On trouve souvent une volonté de séduction chez Satie. Une volonté de ne pas ennuyer son public en composant des pièces très courtes. Une volonté de faire rire l'interprète de sa musique en écrivant sur la partition des annotations cocasses, de faire rire son public avec des titres d'oeuvres tout aussi cocasses (Valses distinguées du précieux dégoûté, Croquis et agaceries d’un gros bonhomme en bois, Véritables Préludes flasques pour un chien...), eux-mêmes complétés par des précisions ironiques, la plus célèbre étant sans doute celle figurant sous d’Edriophthalma, extrait des Embryons desséchés : "Citation de la célèbre mazurka de Schubert". Schubert n'a jamais composé de mazurka, et le morceau ne prend d'intérêt que lorsque l'on se rend compte qu'il s'agit d'une parodie de la Marche funèbre de Chopin, très connu pour ses mazurkas.


Erik Satie - D’Edriophthalma, 2ème pièce des Embryons desséchés.


Frédéric Chopin - Marche funèbre, extrait de la Sonate pour piano en si bémol mineur n.2 opus 35.

L'homme qui portait tout le temps le même costume gris, anglican converti au catholicisme, crée sa propre église, l’"Église métropolitaine d’art de Jésus-Conducteur". Il en est le guide spirituel et le seul fidèle.

Alors qu'il agonisait à l'hôpital, il répond à son amie et protectrice Sybil Harris qui était venue lui apporter des fleurs : "Mais c'est trop tôt, chère madame, beaucoup trop tôt".

Il faut croire que l'air de Honfleur pousse à l'absurde, puisque la charmante petite ville du Calvados était également le lieu de naissance d'Alphonse Allais. Allez savoir.

Il n'y a guère qu'en amour que Satie essayait d'être sérieux. Cela se traduisait par l'écriture de quelques pièces vocales (parfois de cabaret) dédiées aux personnes qu'il aimait, par exemple le très connu Je te veux, valse sentimentale dont voici un extrait chanté par Jessye Norman (beaucoup de coffre mais une diction abominable, faites-moi signe si vous comprenez un mot de la chanson).

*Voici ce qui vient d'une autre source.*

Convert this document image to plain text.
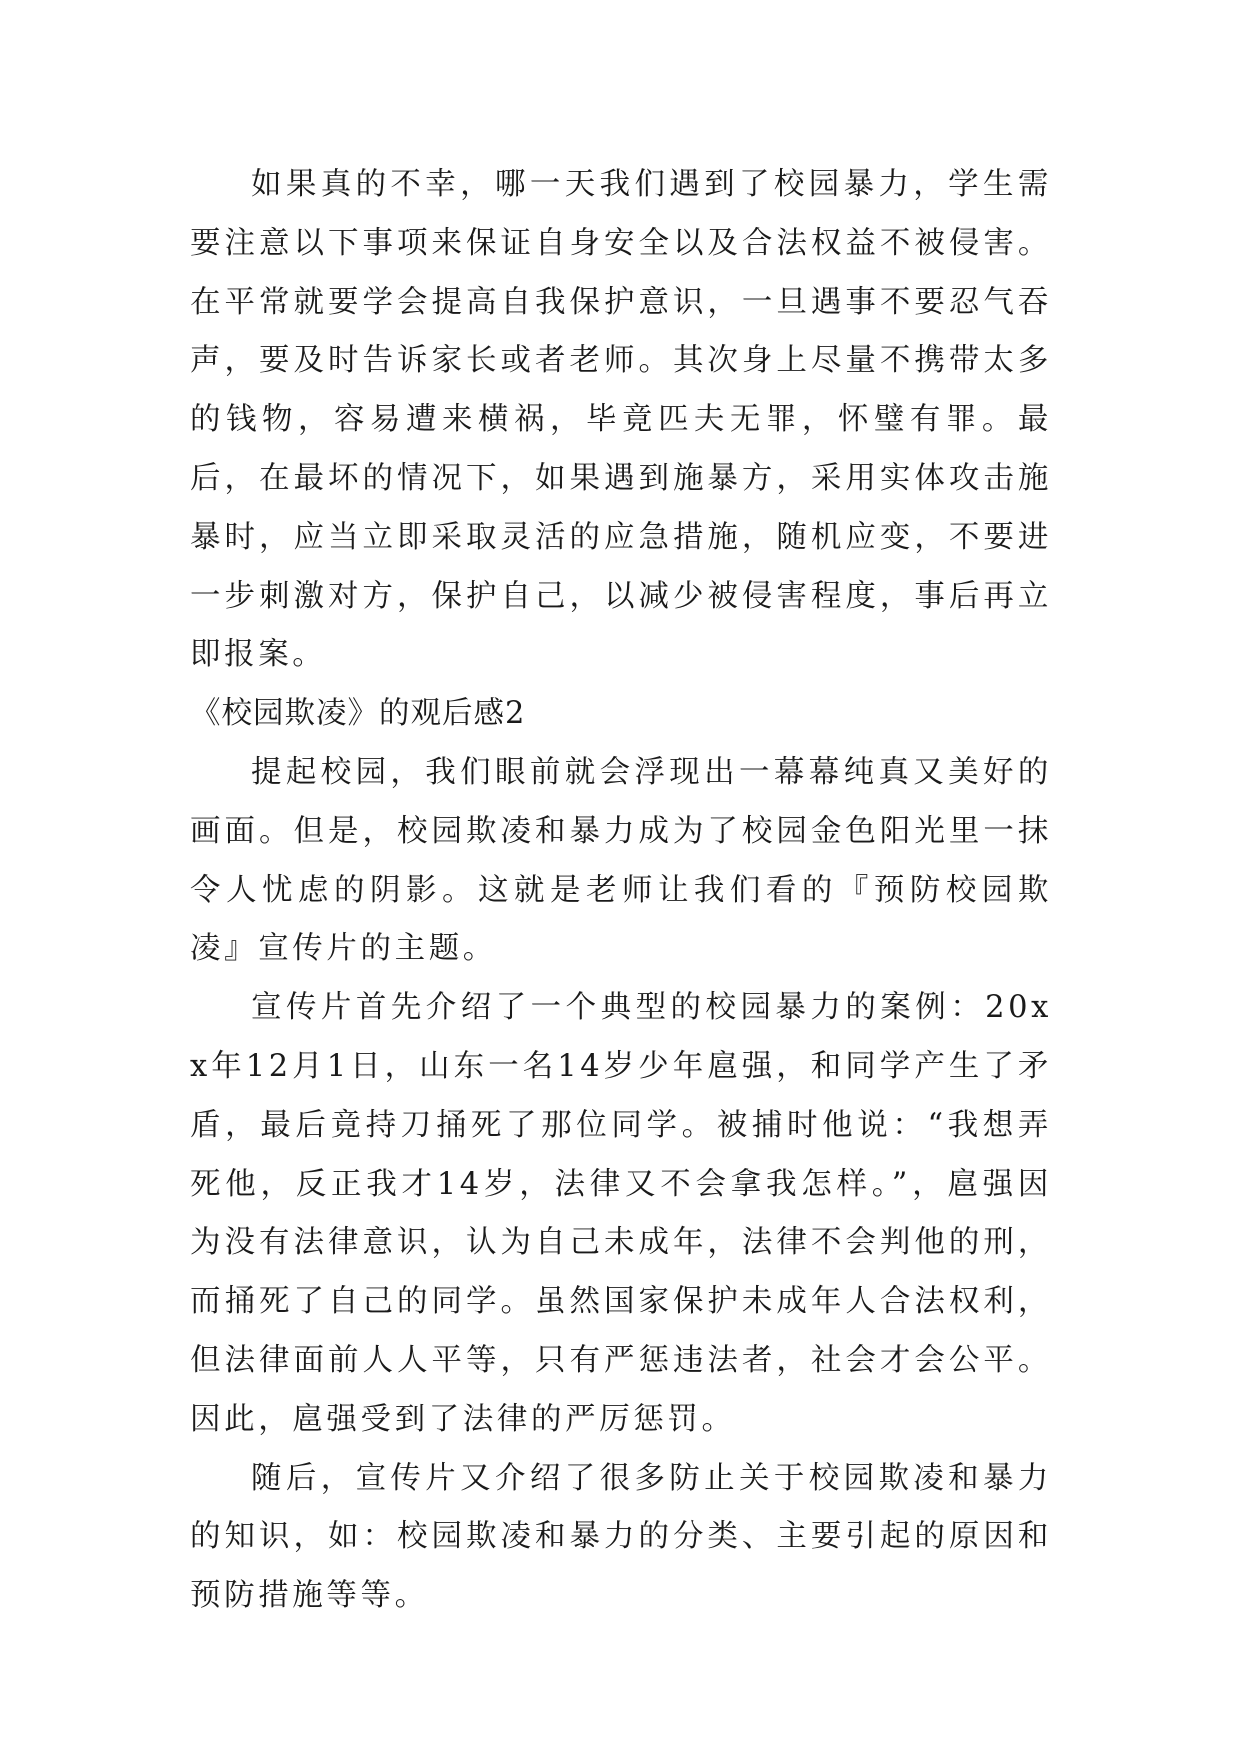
如果真的不幸，哪一天我们遇到了校园暴力，学生需要注意以下事项来保证自身安全以及合法权益不被侵害。在平常就要学会提高自我保护意识，一旦遇事不要忍气吞声，要及时告诉家长或者老师。其次身上尽量不携带太多的钱物，容易遭来横祸，毕竟匹夫无罪，怀璧有罪。最后，在最坏的情况下，如果遇到施暴方，采用实体攻击施暴时，应当立即采取灵活的应急措施，随机应变，不要进一步刺激对方，保护自己，以减少被侵害程度，事后再立即报案。

《校园欺凌》的观后感2

提起校园，我们眼前就会浮现出一幕幕纯真又美好的画面。但是，校园欺凌和暴力成为了校园金色阳光里一抹令人忧虑的阴影。这就是老师让我们看的『预防校园欺凌』宣传片的主题。

宣传片首先介绍了一个典型的校园暴力的案例：20xx年12月1日，山东一名14岁少年扈强，和同学产生了矛盾，最后竟持刀捅死了那位同学。被捕时他说：“我想弄死他，反正我才14岁，法律又不会拿我怎样。”，扈强因为没有法律意识，认为自己未成年，法律不会判他的刑，而捅死了自己的同学。虽然国家保护未成年人合法权利，但法律面前人人平等，只有严惩违法者，社会才会公平。因此，扈强受到了法律的严厉惩罚。

随后，宣传片又介绍了很多防止关于校园欺凌和暴力的知识，如：校园欺凌和暴力的分类、主要引起的原因和预防措施等等。
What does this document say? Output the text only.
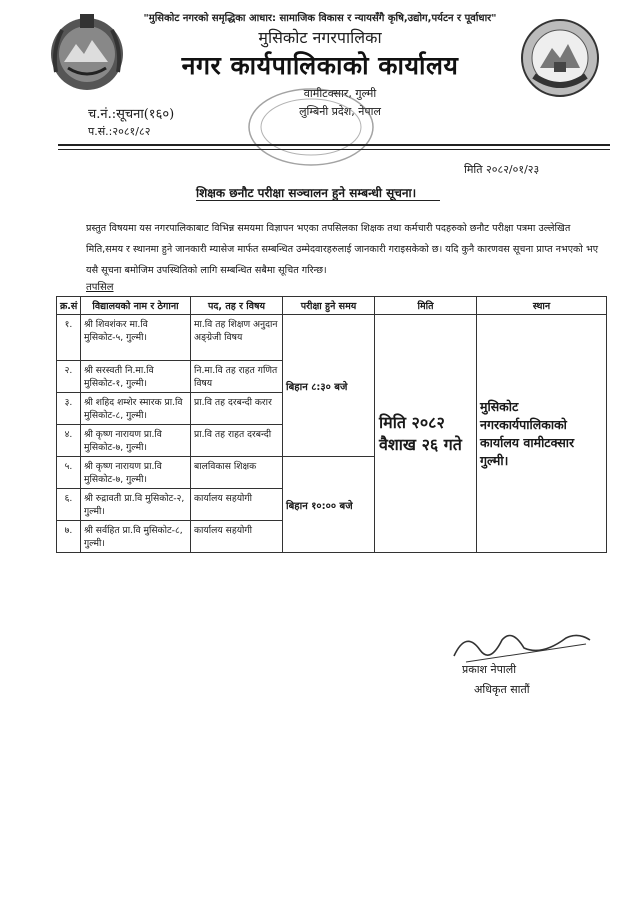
"मुसिकोट नगरको समृद्धिका आधार: सामाजिक विकास र न्यायसँगै कृषि,उद्योग,पर्यटन र पूर्वाधार"
मुसिकोट नगरपालिका
नगर कार्यपालिकाको कार्यालय
वामीटक्सार, गुल्मी
लुम्बिनी प्रदेश, नेपाल
च.नं.:सूचना(१६०)
प.सं.:२०८१/८२
मिति २०८२/०१/२३
शिक्षक छनौट परीक्षा सञ्चालन हुने सम्बन्धी सूचना।
प्रस्तुत विषयमा यस नगरपालिकाबाट विभिन्न समयमा विज्ञापन भएका तपसिलका शिक्षक तथा कर्मचारी पदहरुको छनौट परीक्षा पत्रमा उल्लेखित मिति,समय र स्थानमा हुने जानकारी म्यासेज मार्फत सम्बन्धित उम्मेदवारहरुलाई जानकारी गराइसकेको छ। यदि कुनै कारणवस सूचना प्राप्त नभएको भए यसै सूचना बमोजिम उपस्थितिको लागि सम्बन्धित सबैमा सूचित गरिन्छ।
तपसिल
क्र.सं	विद्यालयको नाम र ठेगाना	पद, तह र विषय	परीक्षा हुने समय	मिति	स्थान
१.	श्री शिवशंकर मा.वि मुसिकोट-५, गुल्मी।	मा.वि तह शिक्षण अनुदान अङ्ग्रेजी विषय	बिहान ८:३० बजे	मिति २०८२ वैशाख २६ गते	मुसिकोट नगरकार्यपालिकाको कार्यालय वामीटक्सार गुल्मी।
२.	श्री सरस्वती नि.मा.वि मुसिकोट-१, गुल्मी।	नि.मा.वि तह राहत गणित विषय			
३.	श्री शहिद शम्शेर स्मारक प्रा.वि मुसिकोट-८, गुल्मी।	प्रा.वि तह दरबन्दी करार			
४.	श्री कृष्ण नारायण प्रा.वि मुसिकोट-७, गुल्मी।	प्रा.वि तह राहत दरबन्दी			
५.	श्री कृष्ण नारायण प्रा.वि मुसिकोट-७, गुल्मी।	बालविकास शिक्षक	बिहान १०:०० बजे		
६.	श्री रुद्रावती प्रा.वि मुसिकोट-२, गुल्मी।	कार्यालय सहयोगी			
७.	श्री सर्वहित प्रा.वि मुसिकोट-८, गुल्मी।	कार्यालय सहयोगी			
प्रकाश नेपाली
अधिकृत सातौं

Satie est mort d'une cirrhose du foie savamment cultivée. On oserait presque dire "évidemment". Un homme étouffé par sa propre ironie, un homme qui meurt dans la misère, feignant le bonheur auprès de ses amis, rongé par son ego dont la vedette a été volée par Debussy.

Il s'appelait Érik Satie, "comme tout le monde", se plaisait-il à dire.